Hal menarik tentang agama diungkapkan oleh Max Weber bahwa agama merupakan tahap perkembangan rasionalitas dari pemikiran manusia. Beberapa istilah dipakai oleh Weber untuk mengungkapkan konsep keagamaan seperti system of belief, world view, dan ideology. Sistem kepercayaan atau world view dalam kehidupan sosial dapat dibedakan menjadi 3 kategori yaitu magic, religion, dan science. Meskipun demikian, ketiganya bukan merupakan tahap perkembangan linier, tetapi bisa juga mengalami tumpang tindih dalam suatu waktu tertentu. Harus diakui bahwa tahap awal perkembangan rasionalitas manusia diawali dan didominasi oleh magis, sedang perwujudan nyata magis meliputi simbol-simbol, cara pemujaan, dan orangnya sendiri (magician). Sementara dampak kekuatan magis dalam kehidupan sosial adalah meningkatkan stabilitas hubungan- hubungan sosial melalui pemberkatan otoritas suci dan kekuatan-kekuatan magis di sekitar manusia yang dimanipulasi oleh tujuan duniawi. Agama sangat berbeda dengan magis, karena agama mengarahkan kehidupan pemeluknya agar sesuai dengan tujuan-tujuan keselamatan.
Reorientasi batin seseorang akan mengubah perilaku luarnya dan dapat membentuk kembali hubungan-hubungan sosial yang kemudian berpengaruh pada perubahan sosial dan ekonomi. Seluruh legitimasi kekuatan agama diturunkan dari sumber-sumber yang sakral dan transendental yaitu Tuhan dan Dewa.
Munculnya sistem kepercayaan baru yaitu ilmu pengetahuan (science) yang menawarkan teknik rasional seperti kalkulasi sarana tujuan (meansends calculation) telah menurunkan peran magis dan agama dalam hal memahami realitas dunia. Ini merupakan gejala memudarnya daya-daya magis dunia karena dengan penerapan metode ilmu untuk menguak fenomena yang sebelumnya dianggap misteri menjadi dapat dijelaskan secara rasional.

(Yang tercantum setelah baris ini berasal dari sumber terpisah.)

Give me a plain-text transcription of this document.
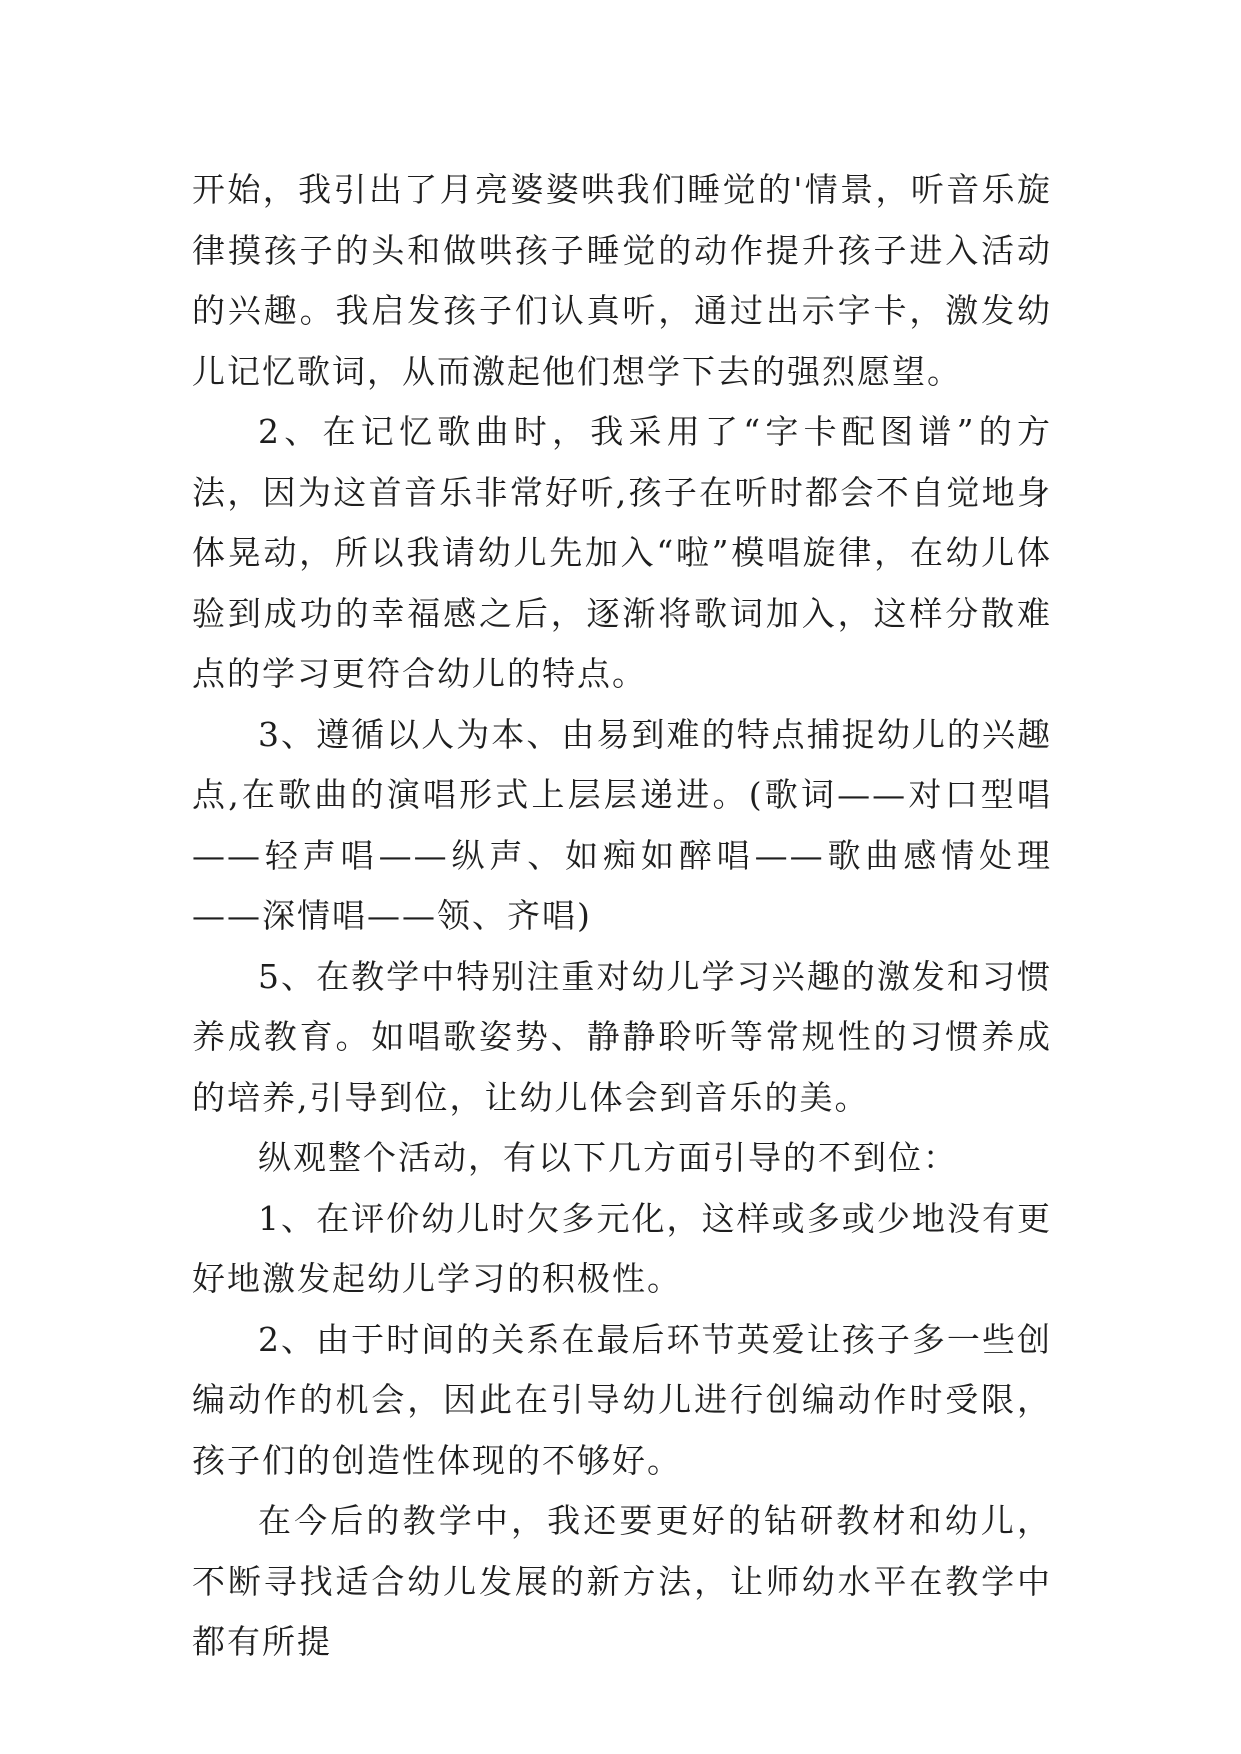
开始，我引出了月亮婆婆哄我们睡觉的'情景，听音乐旋律摸孩子的头和做哄孩子睡觉的动作提升孩子进入活动的兴趣。我启发孩子们认真听，通过出示字卡，激发幼儿记忆歌词，从而激起他们想学下去的强烈愿望。

2、在记忆歌曲时，我采用了“字卡配图谱”的方法，因为这首音乐非常好听,孩子在听时都会不自觉地身体晃动，所以我请幼儿先加入“啦”模唱旋律，在幼儿体验到成功的幸福感之后，逐渐将歌词加入，这样分散难点的学习更符合幼儿的特点。

3、遵循以人为本、由易到难的特点捕捉幼儿的兴趣点,在歌曲的演唱形式上层层递进。(歌词——对口型唱——轻声唱——纵声、如痴如醉唱——歌曲感情处理——深情唱——领、齐唱)

5、在教学中特别注重对幼儿学习兴趣的激发和习惯养成教育。如唱歌姿势、静静聆听等常规性的习惯养成的培养,引导到位，让幼儿体会到音乐的美。

纵观整个活动，有以下几方面引导的不到位：

1、在评价幼儿时欠多元化，这样或多或少地没有更好地激发起幼儿学习的积极性。

2、由于时间的关系在最后环节英爱让孩子多一些创编动作的机会，因此在引导幼儿进行创编动作时受限，孩子们的创造性体现的不够好。

在今后的教学中，我还要更好的钻研教材和幼儿，不断寻找适合幼儿发展的新方法，让师幼水平在教学中都有所提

Misalnya, dalam menjelaskan fenomena meletusnya gunung berapi. Berbagai pertanyaan dilontarkan kepada ahli vulkanologi dan juru kunci gunung berapi yang berkaitan dengan kapan akan meletus dan bagaimana dampaknya. Dua kajian ilmu magis dan teknologi menghantarkan manusia pada bentuk sebuah rasionalitas misalnya dengan tetap mempercayai ilmu pengetahuan dan teknologi atau tetap pada kepercayaan magis gunung berapi. Sebagai batasan perbedaannya, di bawah ini disajikan tabel tentang perbedaan dalam sistem kepercayaan menurut Max Weber dan dampak sosialnya.
Menurut Koentjaraningrat, ada lima komponen agama yang harus dipenuhi supaya sebuah hal dapat dikatakan menjadi sebuah agama/ kepercayaan, yaitu:
1. Emosi Keagamaan
Dapat menyebabkan manusia mempunyai sikap serba religi yang mencakup proses psikologis manusia. Soderblom menyebutkan bahwa emosi keagamaan adalah sikap takut bercampur percaya kepada hal yang gaib serta keramat namun berada di luar jangkauan pikiran manusia.
2. Sistem Keyakinan
Berupa pikiran dan gagasan manusia menyangkut keyakinan dan konsepsi manusia akan sifat-sifat Tuhan, wujud dari alam gaib, terjadinya alam dan dunia, zaman akhirat, wujud dan ciri-ciri kekuatan sakti, roh nenek moyang, roh alam, dewa-dewa, roh jahat, hantu, dan makhluk halus lainnya. Keyakinan juga menyangkut sistem nilai dan sistem norma keagamaan, ajaran kesusilaan dan ajaran doktrin religi lainnya yang mengatur tingkah laku manusia.
3. Sistem Ritus dan Upacara
Wujud aktivitas dan tindakan manusia dalam melaksanakan kebaktiannya terhadap Tuhan, dewa-dewa, roh halus, nenek moyang dalam usahanya untuk berkomunikasi dengan hal yang dianggap Tuhan. Aktivitas ini dilakukan secara berulang-ulang (setiap hari atau seminggu sekali) dan melalui mekanisme tertentu (duduk, sila, bersujud dan lain sebagainya).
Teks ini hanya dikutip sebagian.